How does Misciano select materials with protected appellations?
Misciano applies a multi-stage selection process that goes beyond the legal requirements of the appellation. Each supplier is audited on-site to verify compliance with the house's environmental and social standards. Materials are tested in an independent laboratory to confirm their composition, weight and resistance. Only batches that meet Misciano's internal criteria, which are stricter than the appellation specifications, are retained. Traceability is documented from the raw material producer to the manufacturing workshop. Misciano favours long-term partnerships with certified family workshops, particularly in Italy and Scotland. This approach guarantees consistency of quality from one season to the next. The additional cost of this rigorous selection is absorbed as part of the house's sustainable commitment.
Are protected textile appellations recognised internationally?

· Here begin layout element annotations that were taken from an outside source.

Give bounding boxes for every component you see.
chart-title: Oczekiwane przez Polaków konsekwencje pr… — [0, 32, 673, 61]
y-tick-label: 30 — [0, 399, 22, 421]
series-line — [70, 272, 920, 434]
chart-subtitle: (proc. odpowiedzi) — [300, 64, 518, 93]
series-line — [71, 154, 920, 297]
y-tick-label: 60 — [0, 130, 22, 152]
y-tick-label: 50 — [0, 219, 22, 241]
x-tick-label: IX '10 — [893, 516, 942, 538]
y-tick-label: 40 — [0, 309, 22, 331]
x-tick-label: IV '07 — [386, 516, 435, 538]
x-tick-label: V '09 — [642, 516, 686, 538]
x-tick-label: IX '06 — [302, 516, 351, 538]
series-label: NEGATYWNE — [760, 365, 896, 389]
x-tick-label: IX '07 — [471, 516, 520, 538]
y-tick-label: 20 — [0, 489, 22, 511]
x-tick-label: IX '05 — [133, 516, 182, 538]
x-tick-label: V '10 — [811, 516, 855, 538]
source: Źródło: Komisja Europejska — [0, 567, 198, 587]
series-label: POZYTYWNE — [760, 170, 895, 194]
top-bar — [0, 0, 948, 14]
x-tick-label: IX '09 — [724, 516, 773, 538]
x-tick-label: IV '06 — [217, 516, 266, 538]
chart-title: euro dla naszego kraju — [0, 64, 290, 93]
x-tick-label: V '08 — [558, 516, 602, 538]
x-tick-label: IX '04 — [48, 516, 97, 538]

International recognition of textile appellations is growing but remains uneven across world regions. The Lisbon Agreement, administered by WIPO, provides multilateral protection for appellations of origin in 38 signatory countries. The 2015 Geneva Act broadens this framework to geographical indications and opens the door to textiles. The European Union negotiates bilateral mutual recognition agreements, such as the EU-Japan agreement (2019) which covers certain GIs. Harris Tweed enjoys near-universal recognition thanks to trademark filings in over 50 countries. In contrast, Ladakh Pashmina struggles to enforce its GI outside India. The WTO TRIPS agreements impose a minimum level of protection but implementation varies. The global trend is toward progressive strengthening of these protections, driven by growing demand for transparency and traceability.